We live in Florida and take trips up to 4 nights long in the Everglades. Can you point me in the direction of the best quality/price "monsoon"-proof 3-4 person tent that will keep sleeping bags dry in heavy rains, for, say, <$200? Optimally something that wraps up small, probably has a "bathtub" bottom, and won't be full of little pin holes within a few years.
If you are talking about backpacking, then I don't think you'll have an easy time of it for the money you're able to spend. Occasionally, you might find a 3-4 persontent for around $100. Such tents are usually heavy and not likely to hold up well in the conditions you describe. Often they are not seam sealed, so you'd have apply the sealant yourself.

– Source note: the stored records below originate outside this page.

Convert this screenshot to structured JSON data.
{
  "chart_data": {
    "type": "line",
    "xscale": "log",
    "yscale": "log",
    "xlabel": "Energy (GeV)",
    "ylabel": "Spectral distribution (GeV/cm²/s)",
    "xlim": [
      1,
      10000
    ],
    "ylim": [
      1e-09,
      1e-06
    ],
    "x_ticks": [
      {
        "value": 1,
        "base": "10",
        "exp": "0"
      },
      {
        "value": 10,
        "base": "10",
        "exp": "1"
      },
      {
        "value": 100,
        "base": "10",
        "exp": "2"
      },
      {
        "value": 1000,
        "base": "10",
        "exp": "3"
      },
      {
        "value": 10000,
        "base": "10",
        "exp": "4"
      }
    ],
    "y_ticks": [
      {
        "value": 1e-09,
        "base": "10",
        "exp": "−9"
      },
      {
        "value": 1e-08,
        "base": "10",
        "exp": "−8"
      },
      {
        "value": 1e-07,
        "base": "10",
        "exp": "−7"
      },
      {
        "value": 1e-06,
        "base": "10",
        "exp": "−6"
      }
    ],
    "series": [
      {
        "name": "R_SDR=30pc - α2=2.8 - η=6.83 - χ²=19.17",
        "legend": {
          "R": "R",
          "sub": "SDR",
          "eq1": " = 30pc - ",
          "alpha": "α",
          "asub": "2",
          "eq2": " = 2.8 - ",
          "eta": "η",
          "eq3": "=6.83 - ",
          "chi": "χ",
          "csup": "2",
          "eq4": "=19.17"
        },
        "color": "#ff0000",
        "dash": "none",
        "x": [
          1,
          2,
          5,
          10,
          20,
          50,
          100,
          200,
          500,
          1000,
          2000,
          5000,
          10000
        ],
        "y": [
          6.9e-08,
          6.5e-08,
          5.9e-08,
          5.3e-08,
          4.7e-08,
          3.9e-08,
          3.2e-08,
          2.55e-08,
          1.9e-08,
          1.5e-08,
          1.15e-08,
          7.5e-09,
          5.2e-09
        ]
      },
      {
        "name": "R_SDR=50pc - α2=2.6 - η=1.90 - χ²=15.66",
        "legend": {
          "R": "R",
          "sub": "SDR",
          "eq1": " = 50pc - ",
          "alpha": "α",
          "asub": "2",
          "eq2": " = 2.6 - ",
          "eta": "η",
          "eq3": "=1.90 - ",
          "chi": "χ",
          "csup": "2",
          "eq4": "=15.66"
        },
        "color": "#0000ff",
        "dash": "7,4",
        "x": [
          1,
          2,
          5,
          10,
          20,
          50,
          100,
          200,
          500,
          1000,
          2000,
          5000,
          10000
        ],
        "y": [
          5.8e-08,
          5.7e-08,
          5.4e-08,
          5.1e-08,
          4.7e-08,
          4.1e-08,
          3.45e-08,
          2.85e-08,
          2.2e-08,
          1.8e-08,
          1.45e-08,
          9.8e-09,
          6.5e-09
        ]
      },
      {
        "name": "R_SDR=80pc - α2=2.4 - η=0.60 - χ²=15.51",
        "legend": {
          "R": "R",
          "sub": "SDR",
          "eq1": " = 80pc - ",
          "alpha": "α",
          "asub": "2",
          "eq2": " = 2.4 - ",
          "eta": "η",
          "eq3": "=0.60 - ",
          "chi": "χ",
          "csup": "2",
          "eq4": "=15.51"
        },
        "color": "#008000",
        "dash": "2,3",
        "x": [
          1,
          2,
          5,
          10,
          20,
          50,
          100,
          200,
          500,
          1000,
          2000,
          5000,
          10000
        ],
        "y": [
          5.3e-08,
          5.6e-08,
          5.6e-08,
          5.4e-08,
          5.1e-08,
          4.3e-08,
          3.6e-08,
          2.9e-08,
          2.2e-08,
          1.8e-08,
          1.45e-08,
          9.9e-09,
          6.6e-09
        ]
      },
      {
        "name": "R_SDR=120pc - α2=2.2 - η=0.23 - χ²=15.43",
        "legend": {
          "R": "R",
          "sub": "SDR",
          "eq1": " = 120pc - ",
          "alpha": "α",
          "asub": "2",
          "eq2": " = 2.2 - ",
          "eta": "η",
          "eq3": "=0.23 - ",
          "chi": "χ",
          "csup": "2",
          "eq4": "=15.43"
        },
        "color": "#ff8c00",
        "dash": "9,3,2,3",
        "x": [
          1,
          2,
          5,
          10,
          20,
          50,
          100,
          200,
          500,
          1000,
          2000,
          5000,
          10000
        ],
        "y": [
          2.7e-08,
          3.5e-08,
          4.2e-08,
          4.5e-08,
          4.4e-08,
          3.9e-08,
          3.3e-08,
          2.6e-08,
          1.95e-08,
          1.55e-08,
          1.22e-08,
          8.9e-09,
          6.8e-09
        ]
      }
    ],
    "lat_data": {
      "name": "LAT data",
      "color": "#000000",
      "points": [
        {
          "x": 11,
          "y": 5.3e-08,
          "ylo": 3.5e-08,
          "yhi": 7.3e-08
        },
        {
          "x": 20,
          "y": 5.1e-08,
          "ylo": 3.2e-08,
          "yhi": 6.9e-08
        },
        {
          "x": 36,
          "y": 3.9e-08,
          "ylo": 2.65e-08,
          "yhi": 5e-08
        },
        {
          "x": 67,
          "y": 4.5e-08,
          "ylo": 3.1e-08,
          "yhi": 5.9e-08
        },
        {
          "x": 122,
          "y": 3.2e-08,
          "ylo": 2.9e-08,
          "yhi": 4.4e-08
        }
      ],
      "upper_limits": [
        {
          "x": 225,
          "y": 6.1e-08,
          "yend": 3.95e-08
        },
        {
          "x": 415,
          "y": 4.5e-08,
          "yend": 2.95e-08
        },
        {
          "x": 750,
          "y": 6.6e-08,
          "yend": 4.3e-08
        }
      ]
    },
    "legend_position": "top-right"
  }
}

As I browse through the Campmor web site (they're my local outfitter), I see reasonable 3-4 person backpacker tents selling for $220-$250 minimum, with some prices as high as $500. Just so you understand, here are the trade-offs that you need to consider:
1) 3 season or 4 season? A 4 season tent is sturdier and more weatherproof (mostly wind/blizzard proof) but heavier and more expensive.
2) Ultralight? These tents are designed for the serious long distance backpacker, often made with special fabrics and titanium poles. They are usually 3 season tents because you have to sacrifice some sturdiness and weather resistance make them light. Also on the more expensive side.
3) Rain fly or single wall? Tents with rain flies are heavier, but tend to work better in damp conditions.
I have not backpacked in the extreme wet conditions that you describe, other than car camping in a large canvas tent that was extremely expensive, but practically bombproof. But based n your description, I would recommend a 3 season tent with a rain fly. Nearly all of these tents have fairly sturdy bathtub floors. You can increase the life of the floor by laying a groundsheet under your tent and never wearing anything other than socks when you're inside the tent. You shouldn't even bring shoes into your tent -- the grit you track in will increase the likelihood of perforating the floor.
Finally if you have a local outfitter whom you trust, I'd strongly recommend discussing your needs with them. Outfitters usually have a pretty good handle on the best equipment for their area, snd can often provide you with excellent advice.